# 00-pop-cd-cuidado-data

This notebook creates the table "cdcuidadoras_popageb_2020_hex" on schema 'prox_analysis'. The new table differs from 'cd_cuidadoras_hexres8' because this notebook:
- Adds 'pob_0a2','pob_3a5' and 'pob_0a5'data from 'censo'>'hex_bins_pop_2020' (by AGEB)
- Removes _8 from hex_id name
- Adds "res" column for resolution

In [1]:
import os
import sys

import pandas as pd
import geopandas as gpd
import osmnx as ox
import numpy as np

from shapely import wkt

import matplotlib.pyplot as plt
import seaborn as sns

from pandas.api.types import CategoricalDtype

import warnings
warnings.simplefilter(action='ignore', category=FutureWarning)

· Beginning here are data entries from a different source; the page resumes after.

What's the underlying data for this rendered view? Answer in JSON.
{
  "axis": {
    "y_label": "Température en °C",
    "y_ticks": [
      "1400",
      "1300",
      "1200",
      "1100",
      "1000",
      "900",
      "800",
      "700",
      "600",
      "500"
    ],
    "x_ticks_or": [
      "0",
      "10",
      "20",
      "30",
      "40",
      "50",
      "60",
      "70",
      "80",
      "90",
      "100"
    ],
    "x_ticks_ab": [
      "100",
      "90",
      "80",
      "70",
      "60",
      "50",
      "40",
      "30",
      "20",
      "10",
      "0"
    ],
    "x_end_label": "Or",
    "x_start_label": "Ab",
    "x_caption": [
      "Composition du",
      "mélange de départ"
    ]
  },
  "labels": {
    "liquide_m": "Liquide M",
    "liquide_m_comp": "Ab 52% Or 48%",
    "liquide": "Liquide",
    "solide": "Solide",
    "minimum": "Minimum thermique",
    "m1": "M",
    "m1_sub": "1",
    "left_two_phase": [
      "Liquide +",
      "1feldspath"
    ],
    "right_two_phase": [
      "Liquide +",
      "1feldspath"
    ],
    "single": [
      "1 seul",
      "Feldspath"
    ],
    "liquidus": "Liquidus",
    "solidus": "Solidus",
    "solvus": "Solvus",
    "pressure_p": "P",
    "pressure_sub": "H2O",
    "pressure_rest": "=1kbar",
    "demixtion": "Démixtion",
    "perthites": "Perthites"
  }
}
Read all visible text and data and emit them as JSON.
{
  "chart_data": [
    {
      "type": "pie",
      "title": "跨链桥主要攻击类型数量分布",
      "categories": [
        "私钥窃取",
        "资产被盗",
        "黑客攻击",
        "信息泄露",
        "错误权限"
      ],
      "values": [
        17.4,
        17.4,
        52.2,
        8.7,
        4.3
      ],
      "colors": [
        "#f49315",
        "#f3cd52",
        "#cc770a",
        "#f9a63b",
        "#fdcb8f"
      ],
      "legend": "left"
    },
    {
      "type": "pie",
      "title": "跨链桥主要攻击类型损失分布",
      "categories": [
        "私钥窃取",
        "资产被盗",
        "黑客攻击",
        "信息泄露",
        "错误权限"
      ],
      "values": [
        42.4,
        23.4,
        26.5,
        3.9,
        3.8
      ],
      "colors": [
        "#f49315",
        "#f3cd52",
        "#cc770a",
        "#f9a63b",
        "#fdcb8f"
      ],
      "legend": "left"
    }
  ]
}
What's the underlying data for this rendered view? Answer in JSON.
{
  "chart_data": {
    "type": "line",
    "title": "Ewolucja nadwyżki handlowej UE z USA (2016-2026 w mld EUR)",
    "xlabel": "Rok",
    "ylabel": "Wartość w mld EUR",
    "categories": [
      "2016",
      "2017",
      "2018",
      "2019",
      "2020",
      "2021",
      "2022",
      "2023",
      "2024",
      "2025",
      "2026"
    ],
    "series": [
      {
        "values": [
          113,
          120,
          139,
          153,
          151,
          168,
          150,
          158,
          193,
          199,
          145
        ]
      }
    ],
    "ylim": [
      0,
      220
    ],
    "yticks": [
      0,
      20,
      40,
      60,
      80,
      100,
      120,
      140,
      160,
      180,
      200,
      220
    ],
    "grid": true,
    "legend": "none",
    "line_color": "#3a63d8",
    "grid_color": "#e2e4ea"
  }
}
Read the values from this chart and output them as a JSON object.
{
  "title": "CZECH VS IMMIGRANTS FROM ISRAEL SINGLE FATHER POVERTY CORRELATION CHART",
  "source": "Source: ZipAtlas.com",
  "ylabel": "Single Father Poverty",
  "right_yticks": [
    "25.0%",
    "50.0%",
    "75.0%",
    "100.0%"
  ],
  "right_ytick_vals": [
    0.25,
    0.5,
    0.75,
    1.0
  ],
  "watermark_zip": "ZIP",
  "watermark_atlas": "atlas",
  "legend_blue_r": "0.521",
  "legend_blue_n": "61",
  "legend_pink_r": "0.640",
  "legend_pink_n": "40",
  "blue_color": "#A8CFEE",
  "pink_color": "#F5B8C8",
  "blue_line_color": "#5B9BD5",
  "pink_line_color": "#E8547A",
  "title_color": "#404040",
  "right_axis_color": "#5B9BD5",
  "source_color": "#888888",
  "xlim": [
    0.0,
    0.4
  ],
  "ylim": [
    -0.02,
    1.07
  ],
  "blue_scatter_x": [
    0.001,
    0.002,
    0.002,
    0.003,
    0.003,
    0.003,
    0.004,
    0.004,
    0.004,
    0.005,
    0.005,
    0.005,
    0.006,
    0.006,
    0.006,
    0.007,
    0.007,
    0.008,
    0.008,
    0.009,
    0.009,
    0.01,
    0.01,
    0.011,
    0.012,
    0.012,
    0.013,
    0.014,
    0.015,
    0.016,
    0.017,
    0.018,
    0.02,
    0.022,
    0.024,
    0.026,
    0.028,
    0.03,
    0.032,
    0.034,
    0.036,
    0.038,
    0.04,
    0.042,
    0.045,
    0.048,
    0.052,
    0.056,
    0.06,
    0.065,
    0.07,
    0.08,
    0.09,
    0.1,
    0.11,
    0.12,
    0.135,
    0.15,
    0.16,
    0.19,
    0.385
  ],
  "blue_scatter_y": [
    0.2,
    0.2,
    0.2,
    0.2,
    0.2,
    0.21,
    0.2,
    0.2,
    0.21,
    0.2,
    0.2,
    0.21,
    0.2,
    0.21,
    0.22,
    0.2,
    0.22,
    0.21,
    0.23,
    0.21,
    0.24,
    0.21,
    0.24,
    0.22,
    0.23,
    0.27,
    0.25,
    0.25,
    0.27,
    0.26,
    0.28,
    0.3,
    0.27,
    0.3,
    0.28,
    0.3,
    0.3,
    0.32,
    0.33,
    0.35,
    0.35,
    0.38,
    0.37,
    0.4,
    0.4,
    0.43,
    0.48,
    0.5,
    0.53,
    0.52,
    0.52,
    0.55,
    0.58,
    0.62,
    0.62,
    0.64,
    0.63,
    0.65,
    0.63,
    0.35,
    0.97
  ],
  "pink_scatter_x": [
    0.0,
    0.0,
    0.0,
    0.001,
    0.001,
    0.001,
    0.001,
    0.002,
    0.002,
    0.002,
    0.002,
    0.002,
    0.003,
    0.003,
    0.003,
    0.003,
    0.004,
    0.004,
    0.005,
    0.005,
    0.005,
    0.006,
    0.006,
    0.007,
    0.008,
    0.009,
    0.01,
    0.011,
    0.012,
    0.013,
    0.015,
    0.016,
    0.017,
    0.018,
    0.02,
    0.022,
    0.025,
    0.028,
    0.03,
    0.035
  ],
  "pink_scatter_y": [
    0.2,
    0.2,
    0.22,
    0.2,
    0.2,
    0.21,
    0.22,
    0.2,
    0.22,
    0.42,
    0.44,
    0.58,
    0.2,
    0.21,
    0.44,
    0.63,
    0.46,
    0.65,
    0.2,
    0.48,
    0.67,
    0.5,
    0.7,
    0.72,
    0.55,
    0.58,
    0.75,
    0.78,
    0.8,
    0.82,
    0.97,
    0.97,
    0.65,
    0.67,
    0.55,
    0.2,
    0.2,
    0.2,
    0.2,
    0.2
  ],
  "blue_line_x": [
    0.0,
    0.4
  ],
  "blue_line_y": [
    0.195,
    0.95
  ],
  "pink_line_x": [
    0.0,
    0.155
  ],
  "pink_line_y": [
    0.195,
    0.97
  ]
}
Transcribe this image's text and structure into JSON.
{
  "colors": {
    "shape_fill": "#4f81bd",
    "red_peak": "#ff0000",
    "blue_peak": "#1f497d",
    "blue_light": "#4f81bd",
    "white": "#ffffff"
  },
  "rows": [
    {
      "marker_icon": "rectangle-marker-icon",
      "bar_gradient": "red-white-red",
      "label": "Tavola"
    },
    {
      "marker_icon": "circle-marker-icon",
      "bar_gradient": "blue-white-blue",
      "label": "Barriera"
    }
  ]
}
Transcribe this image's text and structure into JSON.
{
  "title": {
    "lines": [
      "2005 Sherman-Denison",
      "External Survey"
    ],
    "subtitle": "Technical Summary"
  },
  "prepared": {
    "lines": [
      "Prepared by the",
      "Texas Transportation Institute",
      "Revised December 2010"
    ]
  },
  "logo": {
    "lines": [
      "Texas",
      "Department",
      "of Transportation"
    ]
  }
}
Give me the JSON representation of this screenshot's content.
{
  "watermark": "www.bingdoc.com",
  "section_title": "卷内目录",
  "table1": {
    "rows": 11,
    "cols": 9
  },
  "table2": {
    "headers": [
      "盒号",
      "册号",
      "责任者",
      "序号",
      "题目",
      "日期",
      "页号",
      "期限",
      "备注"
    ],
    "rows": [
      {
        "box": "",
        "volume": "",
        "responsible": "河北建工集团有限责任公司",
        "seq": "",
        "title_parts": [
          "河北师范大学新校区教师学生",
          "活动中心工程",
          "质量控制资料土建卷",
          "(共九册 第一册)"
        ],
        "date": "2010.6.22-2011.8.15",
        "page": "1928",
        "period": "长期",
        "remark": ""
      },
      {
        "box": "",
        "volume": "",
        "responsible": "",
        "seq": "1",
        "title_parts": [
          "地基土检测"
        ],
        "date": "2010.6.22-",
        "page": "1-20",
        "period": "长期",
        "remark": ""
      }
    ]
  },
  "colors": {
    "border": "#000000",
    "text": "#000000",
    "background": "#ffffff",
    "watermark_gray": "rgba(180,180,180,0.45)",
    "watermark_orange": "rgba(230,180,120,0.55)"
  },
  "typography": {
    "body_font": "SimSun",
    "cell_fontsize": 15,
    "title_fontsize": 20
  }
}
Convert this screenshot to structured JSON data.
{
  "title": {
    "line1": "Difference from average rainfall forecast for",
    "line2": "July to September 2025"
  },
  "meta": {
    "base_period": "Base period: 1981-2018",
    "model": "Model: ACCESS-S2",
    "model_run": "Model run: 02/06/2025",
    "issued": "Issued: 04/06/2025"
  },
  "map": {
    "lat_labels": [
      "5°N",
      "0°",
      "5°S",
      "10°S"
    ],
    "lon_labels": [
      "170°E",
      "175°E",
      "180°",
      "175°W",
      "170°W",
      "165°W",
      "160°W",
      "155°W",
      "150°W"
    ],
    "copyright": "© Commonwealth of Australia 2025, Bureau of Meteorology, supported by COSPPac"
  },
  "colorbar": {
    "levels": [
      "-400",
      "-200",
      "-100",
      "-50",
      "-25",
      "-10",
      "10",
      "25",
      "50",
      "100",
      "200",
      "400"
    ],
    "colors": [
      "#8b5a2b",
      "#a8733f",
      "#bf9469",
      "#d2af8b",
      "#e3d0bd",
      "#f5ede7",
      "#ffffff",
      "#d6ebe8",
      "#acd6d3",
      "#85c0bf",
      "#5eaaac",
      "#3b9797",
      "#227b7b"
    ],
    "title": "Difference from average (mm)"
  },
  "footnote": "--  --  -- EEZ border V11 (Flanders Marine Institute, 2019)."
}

module_path = os.path.abspath(os.path.join('../../../'))
if module_path not in sys.path:
    sys.path.append(module_path)
    import aup



## Part 1: Create new gdf in db that contains pop data by city.

In [2]:
def main(city, cvegeo_list, save = True):
    
    print(f'STARTING ANALYSIS FOR {city}.')
    print(f'{city} con {len(cvegeo_list)} cvegeos:')
    print(cvegeo_list)
    
    #--------------- DOWNLOAD DATA ---------------
    # Download prox data for city
    schema = 'prox_analysis'
    table = 'time_15_min_analysis_hexres8'
    query = f"SELECT * FROM {schema}.{table}  WHERE \"city\" LIKE \'{city}\'"
    prox_city = aup.gdf_from_query(query, geometry_col='geometry')
    
    pob_tot = prox_city.pobtot.sum()
    
    print(f'Downloaded prox_city data with a total of {pob_tot} persons.')
    
    # Download hex_pop for city
    schema = 'censo'
    table = 'hex_bins_pop_2020'

    hex_pop = gpd.GeoDataFrame()
    i = 1
    for cvegeo in cvegeo_list:
        print(f'Downloading pop data for CVEGEO {cvegeo}, {i} of {len(cvegeo_list)}.')
        
        query = f"SELECT * FROM {schema}.{table} WHERE \"CVEGEO\" LIKE \'{cvegeo}%%\'"
        hex_tmp = aup.gdf_from_query(query, geometry_col='geometry')
        hex_pop = pd.concat([hex_pop, hex_tmp],
        ignore_index = True, axis = 0)
        i = i + 1
        
        
    pob_tot = hex_pop.pobtot.sum()
    
    print(f'Downloaded hex_pop data for all cvegeos, with a total of {pob_tot} persons.')
    
    # Save disk space
    del hex_tmp
    
    #--------------- PROCESS DATA ---------------
    # Filter for data of interest
    hex_pop_f = hex_pop[['hex_id_8','p_0a2','p_3a5']]
    
    # Save disk space
    del hex_pop
    
    hex_pop_f.rename(columns={'p_0a2':'pob_0a2','p_3a5':'pob_3a5'},inplace=True)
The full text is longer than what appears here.